L’occasione le è fornita dal finanziamento derivante dal MES sanitario, per il quale le chiediamo di impegnarsi affinché venga impiegato esclusivamente su iniziative e strutture pubbliche e non per contributi a privati convenzionati, ciò a ragione del fatto che i fondi del MES rappresentano un debito del pubblico che saranno rimborsati con denari prelevati attraverso il sistema impositivo nazionale.

Gli impieghi di queste risorse possono essere molteplici: assunzione di personale negli organici sotto-dimensionati, istituzione di nuovi posti letto, potenziamento della strumentazione medica.

Sarebbe assai grave, Presidente Rossi, se queste risorse venissero invece impiegate a beneficio delle cliniche private, interessate unicamente al proprio profitto, perdendo quindi un’occasione rara di rimediare agli errori del passato che lei stesso ha ammesso.

Le chiediamo inoltre di impegnarsi concretamente nel recupero dell’Ospedale di Bibbiena, un presidio sostanzialmente mutilato, privato di reparti cardine fino al punto di depotenziarne il Pronto Soccorso, trasformato in centro di primo intervento.
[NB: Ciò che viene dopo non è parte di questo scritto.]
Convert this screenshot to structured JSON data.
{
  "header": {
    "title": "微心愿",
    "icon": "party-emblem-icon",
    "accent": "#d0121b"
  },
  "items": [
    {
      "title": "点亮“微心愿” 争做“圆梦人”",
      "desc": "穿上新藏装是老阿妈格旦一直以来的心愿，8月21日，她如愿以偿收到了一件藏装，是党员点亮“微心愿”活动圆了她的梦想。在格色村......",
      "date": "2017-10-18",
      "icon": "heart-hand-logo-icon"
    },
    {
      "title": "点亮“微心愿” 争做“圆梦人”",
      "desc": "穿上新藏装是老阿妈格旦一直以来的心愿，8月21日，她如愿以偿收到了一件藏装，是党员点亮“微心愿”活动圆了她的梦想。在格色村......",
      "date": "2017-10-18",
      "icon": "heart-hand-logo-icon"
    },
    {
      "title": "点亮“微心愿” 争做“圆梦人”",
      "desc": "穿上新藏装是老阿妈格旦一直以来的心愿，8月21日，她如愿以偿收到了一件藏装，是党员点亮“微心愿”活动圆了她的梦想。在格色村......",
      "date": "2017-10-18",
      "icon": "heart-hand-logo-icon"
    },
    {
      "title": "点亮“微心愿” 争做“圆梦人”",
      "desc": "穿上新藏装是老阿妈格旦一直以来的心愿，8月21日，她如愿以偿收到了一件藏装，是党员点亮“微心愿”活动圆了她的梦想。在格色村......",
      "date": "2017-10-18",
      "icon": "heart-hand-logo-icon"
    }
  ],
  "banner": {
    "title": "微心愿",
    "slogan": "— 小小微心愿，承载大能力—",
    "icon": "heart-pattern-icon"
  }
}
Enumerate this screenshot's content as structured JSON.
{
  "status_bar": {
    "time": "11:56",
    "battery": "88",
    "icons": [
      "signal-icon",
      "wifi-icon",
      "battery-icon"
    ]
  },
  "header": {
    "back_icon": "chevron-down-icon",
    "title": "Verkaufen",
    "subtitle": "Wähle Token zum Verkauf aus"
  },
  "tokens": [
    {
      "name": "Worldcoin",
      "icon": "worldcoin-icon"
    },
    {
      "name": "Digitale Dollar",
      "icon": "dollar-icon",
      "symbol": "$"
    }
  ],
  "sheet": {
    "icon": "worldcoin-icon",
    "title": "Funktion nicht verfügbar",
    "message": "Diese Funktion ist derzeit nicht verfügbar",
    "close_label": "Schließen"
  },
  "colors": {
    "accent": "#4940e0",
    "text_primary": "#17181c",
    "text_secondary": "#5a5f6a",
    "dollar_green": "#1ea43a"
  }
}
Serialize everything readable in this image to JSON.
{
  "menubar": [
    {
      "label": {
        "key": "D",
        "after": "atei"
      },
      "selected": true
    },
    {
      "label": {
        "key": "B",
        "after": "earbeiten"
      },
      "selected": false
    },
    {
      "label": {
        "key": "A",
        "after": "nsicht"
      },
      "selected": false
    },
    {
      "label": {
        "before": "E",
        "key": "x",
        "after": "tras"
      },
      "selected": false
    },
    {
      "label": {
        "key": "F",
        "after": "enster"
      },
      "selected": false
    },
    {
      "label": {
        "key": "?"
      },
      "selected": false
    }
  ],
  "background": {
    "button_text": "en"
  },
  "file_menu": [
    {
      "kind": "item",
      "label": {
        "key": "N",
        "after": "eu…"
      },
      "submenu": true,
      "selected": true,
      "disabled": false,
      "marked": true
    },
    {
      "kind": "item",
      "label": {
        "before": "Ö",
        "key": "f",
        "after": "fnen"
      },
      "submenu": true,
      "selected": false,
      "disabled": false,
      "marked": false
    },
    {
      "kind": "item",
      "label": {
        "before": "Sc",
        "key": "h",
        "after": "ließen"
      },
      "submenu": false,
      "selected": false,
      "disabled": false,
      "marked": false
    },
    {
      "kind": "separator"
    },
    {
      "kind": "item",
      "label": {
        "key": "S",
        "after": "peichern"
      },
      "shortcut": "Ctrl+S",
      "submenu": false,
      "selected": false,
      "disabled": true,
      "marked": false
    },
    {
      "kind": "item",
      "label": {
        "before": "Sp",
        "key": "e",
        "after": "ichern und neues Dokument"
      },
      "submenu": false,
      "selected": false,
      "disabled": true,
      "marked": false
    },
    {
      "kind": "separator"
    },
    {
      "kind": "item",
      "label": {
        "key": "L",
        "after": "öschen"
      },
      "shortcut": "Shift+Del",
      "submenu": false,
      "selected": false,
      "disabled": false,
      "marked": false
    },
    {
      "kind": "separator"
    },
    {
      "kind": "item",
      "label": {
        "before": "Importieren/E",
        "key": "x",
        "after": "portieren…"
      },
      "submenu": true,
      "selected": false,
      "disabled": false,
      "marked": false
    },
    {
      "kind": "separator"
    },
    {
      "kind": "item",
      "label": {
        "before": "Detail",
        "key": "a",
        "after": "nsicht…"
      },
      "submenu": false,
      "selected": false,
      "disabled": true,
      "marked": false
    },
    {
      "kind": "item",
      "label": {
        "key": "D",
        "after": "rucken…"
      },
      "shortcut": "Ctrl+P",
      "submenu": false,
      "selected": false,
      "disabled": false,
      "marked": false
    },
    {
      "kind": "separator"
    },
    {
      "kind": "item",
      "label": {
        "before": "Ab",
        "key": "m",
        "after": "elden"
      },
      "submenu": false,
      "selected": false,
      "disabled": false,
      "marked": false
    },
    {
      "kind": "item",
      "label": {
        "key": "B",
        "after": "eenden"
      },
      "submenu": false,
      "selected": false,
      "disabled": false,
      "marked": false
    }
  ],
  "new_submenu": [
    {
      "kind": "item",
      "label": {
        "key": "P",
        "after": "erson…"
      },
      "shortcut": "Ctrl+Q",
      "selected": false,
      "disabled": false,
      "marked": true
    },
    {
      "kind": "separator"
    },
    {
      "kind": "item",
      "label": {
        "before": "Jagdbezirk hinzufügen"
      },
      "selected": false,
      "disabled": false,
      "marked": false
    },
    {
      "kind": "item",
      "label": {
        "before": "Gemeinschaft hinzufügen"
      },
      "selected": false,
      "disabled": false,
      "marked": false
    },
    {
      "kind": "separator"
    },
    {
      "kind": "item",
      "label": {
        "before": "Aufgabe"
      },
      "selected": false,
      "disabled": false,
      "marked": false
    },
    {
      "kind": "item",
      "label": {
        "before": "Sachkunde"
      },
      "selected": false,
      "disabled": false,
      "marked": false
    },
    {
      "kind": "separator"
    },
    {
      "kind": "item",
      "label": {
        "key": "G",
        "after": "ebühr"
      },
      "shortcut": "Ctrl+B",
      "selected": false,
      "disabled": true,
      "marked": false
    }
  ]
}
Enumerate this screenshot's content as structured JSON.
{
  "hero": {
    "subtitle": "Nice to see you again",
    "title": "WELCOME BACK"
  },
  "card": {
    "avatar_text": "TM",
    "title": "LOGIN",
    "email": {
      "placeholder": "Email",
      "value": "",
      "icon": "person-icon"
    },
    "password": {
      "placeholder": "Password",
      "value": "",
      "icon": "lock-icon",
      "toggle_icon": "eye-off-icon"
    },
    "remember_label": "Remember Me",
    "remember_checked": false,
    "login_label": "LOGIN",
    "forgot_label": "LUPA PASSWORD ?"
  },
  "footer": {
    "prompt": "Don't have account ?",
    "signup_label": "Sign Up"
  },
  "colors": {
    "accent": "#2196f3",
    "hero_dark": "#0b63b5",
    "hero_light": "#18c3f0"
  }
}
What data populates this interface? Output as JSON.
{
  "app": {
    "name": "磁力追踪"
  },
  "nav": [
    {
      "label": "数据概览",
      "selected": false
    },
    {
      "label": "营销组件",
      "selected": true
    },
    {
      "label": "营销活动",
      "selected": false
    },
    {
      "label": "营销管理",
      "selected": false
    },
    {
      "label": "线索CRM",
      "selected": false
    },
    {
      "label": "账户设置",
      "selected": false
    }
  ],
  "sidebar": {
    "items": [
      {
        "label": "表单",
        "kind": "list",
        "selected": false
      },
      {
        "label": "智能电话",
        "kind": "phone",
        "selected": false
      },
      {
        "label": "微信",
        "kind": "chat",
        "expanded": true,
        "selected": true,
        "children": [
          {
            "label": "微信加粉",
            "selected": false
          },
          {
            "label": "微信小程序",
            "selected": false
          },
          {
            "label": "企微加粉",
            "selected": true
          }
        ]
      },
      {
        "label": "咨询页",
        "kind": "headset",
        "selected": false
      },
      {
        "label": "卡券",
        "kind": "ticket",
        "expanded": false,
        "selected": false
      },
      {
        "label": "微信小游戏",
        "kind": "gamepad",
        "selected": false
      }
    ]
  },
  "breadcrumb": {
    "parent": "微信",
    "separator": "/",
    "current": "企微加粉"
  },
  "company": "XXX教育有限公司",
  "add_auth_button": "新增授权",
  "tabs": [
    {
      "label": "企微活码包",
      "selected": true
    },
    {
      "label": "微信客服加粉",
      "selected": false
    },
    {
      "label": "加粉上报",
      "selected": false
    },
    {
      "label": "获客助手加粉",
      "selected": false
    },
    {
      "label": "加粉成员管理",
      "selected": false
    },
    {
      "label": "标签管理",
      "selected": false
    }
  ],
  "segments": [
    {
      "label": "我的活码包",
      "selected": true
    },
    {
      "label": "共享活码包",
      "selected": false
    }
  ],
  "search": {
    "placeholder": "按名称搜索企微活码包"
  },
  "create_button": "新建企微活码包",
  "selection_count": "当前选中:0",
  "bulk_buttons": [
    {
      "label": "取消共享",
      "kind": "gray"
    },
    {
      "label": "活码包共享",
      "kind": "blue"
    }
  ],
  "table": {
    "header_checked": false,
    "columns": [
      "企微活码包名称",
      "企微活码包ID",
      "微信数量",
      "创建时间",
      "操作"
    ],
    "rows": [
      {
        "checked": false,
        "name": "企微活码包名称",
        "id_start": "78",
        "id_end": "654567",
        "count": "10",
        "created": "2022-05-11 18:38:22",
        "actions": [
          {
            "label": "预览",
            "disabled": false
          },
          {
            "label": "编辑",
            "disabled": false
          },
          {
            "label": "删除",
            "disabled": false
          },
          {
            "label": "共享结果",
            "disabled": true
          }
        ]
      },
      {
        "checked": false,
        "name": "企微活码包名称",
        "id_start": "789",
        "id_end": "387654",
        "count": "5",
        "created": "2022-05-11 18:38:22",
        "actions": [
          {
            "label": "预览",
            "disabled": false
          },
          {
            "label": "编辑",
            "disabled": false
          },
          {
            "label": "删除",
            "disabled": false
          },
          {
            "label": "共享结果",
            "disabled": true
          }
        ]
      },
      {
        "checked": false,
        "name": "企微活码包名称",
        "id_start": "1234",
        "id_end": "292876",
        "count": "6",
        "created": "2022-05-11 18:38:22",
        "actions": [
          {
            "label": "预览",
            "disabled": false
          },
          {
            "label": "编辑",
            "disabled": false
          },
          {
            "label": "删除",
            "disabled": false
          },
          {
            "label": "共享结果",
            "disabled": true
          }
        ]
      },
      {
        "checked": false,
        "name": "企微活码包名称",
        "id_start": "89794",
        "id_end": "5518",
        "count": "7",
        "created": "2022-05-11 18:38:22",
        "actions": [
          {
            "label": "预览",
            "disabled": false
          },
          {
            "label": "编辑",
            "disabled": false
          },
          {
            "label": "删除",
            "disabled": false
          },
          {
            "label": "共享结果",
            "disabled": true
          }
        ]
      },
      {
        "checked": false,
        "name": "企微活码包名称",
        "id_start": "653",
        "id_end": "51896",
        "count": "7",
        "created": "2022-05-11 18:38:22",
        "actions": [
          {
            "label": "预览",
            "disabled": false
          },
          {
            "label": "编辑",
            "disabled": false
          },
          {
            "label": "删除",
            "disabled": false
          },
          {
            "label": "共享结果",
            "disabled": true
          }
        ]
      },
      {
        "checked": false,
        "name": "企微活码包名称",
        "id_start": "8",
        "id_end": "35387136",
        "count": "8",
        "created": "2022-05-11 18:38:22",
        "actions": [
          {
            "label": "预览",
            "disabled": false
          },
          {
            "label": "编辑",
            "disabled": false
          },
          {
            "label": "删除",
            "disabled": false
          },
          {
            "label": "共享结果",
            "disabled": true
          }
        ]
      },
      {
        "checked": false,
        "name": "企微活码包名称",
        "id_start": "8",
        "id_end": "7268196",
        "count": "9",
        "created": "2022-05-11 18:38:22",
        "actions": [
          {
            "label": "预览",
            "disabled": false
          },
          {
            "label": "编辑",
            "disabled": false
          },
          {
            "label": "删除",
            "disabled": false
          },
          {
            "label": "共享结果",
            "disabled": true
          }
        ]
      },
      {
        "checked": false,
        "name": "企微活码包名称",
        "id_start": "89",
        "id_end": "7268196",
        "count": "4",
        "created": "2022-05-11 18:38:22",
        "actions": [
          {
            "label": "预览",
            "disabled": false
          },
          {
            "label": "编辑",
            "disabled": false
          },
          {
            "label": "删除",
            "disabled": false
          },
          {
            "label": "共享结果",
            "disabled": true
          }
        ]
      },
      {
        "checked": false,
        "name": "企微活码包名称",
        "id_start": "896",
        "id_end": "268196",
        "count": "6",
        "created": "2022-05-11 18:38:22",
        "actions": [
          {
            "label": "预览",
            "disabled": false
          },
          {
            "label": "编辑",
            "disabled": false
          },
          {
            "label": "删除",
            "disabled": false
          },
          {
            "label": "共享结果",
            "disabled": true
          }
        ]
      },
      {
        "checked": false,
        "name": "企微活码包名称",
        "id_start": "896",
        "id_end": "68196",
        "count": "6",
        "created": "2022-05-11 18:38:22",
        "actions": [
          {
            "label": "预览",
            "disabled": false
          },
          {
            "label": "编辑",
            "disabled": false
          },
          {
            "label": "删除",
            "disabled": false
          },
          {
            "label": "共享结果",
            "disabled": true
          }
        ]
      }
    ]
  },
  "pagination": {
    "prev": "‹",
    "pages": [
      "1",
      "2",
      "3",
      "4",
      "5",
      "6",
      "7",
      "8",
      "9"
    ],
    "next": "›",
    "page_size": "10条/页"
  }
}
Si tratta, a ben vedere, di un presidio strategico in quanto consente ad una zona montana e disagiata di essere raggiunto in tempi ancora accettabili, sebbene lunghi, e risolvere emergenze che talvolta possono determinare la vita e la morte di un nostro concittadino.

Questo, Presidente Rossi, non lo deve né al Comitato Salute Casentinese né strettamente parlando alla popolazione casentinese. Lo deve piuttosto alla Costituzione italiana, che eleva la salute a rango di diritto inviolabile dell’individuo che non può essere condizionata neanche da considerazioni economiche o finanziarie.

Quindi, Presidente, noi del Comitato Salute Casentinese le chiediamo, come già fatto in passato in occasione della raccolta di 9377 firme anche a lei inoltrate, il ripristino dell’urgenza chirurgica dell’ospedale di Bibbiena perché è in gioco il futuro di questo territorio e il diritto alla salute di oltre 36.000 abitanti.

Con le parole del poeta e filosofo Pound, noi crediamo che se un uomo non è disposto a lottare per le sue idee, o le sue idee non valgono nulla o non vale nulla come uomo.

Ci dimostri che lotterà per affermare le sue idee.